J’ai effectué ensuite les 18 mois de stage avant titularisation dans trois musées : au Château de Compiègne, au Musée national des arts et traditions populaires à Paris et aux Musées de La Cour d’Or à Metz. Le 1er juillet 1981, j’ai pris mes fonctions au Musée archéologique de Strasbourg, où j’ai travaillé avec Malou Schneider, qui a été assistante du musée pendant quelques années jusqu’à ce qu’elle soit nommée à la tête du Musée alsacien.

Parmi tous les projets que tu as pu mener au Musée, lesquels t’ont le plus marqué ?

Ma nomination et mise à disposition par l’État à Strasbourg devaient s’accompagner d’un projet de réaménagement muséographique des collections et cela m’avait été clairement signifié lorsque je suis allée me présenter à la Ville de Strasbourg ainsi qu’à l’Inspection générale des Musées classés et contrôlés, au Louvre, à Paris. Le soutien de l’inspecteur chargé des musées d’archéologie en France, Claude Poinssot, a été très important et a permis de mettre progressivement le programme de réaménagement du musée en place et d’obtenir d’importants financements de l’État.

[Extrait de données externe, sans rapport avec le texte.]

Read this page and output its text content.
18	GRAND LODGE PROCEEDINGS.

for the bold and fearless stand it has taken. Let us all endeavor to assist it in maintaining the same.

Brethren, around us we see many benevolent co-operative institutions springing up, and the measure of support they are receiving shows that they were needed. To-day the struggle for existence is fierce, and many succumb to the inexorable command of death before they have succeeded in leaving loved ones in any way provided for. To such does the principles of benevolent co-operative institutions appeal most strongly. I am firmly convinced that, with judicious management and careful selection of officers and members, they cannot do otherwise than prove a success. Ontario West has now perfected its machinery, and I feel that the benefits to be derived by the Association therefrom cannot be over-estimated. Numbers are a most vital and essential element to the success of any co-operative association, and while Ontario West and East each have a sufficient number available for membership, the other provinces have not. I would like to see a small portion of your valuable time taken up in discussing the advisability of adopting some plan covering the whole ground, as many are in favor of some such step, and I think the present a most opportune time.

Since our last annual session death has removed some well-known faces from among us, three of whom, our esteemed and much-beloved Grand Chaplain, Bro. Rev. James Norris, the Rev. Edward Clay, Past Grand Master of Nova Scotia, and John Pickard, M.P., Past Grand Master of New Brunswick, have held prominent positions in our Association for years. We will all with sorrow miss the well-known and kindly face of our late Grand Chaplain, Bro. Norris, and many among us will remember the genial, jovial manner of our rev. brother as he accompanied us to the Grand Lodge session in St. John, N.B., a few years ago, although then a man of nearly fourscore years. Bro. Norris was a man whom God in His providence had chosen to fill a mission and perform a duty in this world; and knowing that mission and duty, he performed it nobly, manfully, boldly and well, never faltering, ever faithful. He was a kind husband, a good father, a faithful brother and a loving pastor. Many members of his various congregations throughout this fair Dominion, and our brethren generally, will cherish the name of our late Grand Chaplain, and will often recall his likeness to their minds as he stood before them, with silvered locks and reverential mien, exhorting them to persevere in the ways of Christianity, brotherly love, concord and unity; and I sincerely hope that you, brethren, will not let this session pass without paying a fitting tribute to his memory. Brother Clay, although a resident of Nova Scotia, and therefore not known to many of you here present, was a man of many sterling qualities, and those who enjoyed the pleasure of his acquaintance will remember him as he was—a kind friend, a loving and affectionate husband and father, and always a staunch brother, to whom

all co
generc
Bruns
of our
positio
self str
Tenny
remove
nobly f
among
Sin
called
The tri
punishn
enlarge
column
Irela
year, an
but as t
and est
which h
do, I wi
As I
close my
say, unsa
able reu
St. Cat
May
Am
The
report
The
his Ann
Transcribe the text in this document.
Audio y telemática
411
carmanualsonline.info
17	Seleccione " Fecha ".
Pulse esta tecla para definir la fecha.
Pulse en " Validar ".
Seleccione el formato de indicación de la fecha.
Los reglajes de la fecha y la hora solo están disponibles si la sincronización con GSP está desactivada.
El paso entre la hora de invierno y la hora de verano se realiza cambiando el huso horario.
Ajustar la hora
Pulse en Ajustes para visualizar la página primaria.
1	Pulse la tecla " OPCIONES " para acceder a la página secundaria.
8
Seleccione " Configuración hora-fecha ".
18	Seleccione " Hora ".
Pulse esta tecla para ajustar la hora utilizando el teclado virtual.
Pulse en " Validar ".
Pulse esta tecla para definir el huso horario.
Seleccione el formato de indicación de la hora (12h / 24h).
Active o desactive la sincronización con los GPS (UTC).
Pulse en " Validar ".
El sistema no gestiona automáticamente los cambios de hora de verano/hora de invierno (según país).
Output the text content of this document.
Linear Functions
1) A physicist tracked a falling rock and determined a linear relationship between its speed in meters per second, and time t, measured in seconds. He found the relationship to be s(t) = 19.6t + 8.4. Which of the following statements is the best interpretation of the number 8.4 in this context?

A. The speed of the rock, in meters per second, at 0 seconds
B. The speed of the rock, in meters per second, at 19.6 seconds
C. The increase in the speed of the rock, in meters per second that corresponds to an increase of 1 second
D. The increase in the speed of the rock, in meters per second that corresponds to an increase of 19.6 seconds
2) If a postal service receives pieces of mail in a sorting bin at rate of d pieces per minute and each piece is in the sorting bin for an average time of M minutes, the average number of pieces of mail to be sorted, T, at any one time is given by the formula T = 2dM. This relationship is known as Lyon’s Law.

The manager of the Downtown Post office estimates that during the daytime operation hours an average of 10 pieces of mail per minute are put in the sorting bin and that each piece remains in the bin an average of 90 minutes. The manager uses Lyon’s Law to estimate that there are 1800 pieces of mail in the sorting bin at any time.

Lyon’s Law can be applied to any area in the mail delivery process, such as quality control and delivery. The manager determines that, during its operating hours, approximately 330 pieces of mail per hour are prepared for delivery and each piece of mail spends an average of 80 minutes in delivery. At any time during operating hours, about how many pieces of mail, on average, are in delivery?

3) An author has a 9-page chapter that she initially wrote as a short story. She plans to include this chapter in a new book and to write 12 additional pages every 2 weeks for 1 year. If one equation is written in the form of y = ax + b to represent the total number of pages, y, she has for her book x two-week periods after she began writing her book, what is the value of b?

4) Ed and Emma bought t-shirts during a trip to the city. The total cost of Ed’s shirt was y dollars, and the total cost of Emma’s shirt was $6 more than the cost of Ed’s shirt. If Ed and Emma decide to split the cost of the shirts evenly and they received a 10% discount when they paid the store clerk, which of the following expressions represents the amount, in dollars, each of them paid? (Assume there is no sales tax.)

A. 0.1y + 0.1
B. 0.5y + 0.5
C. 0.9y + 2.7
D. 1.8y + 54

Un premier projet avait été envisagé dans les années 1982-1983,consistant à transférer le musée à la Commanderie Saint-Jean [ancienne prison, actuellement occupée par l’ENA]. Mais comme rien ne bougeait, la décision a été prise en 1984-1985 d’un réaménagement sur place, dans les sous-sols du Palais Rohan. La présentation des collections était héritée de celle mise en place par Robert Forrer, puis par Jean-Jacques Hatt dans les années 1960 à 1970. Entre 1988 et 1992, le musée a donc été fermé et complètement vidé, pour être refait du sol au plafond après un déménagement de l’ensemble des collections. Le chantier de gros-œuvre a été piloté par le Service d’Architecture de la Ville de Strasbourg ainsi que par Daniel Gaymard, architecte en chef des Monuments historiques, le Palais Rohan étant un monument classé en totalité. La troisième tranche, portant sur la muséographie, a été réalisée par Claude Pache, architecte à Colmar, associé à l’architecte Jean-Claude Goepp. L’inauguration a eu lieu en février 1992.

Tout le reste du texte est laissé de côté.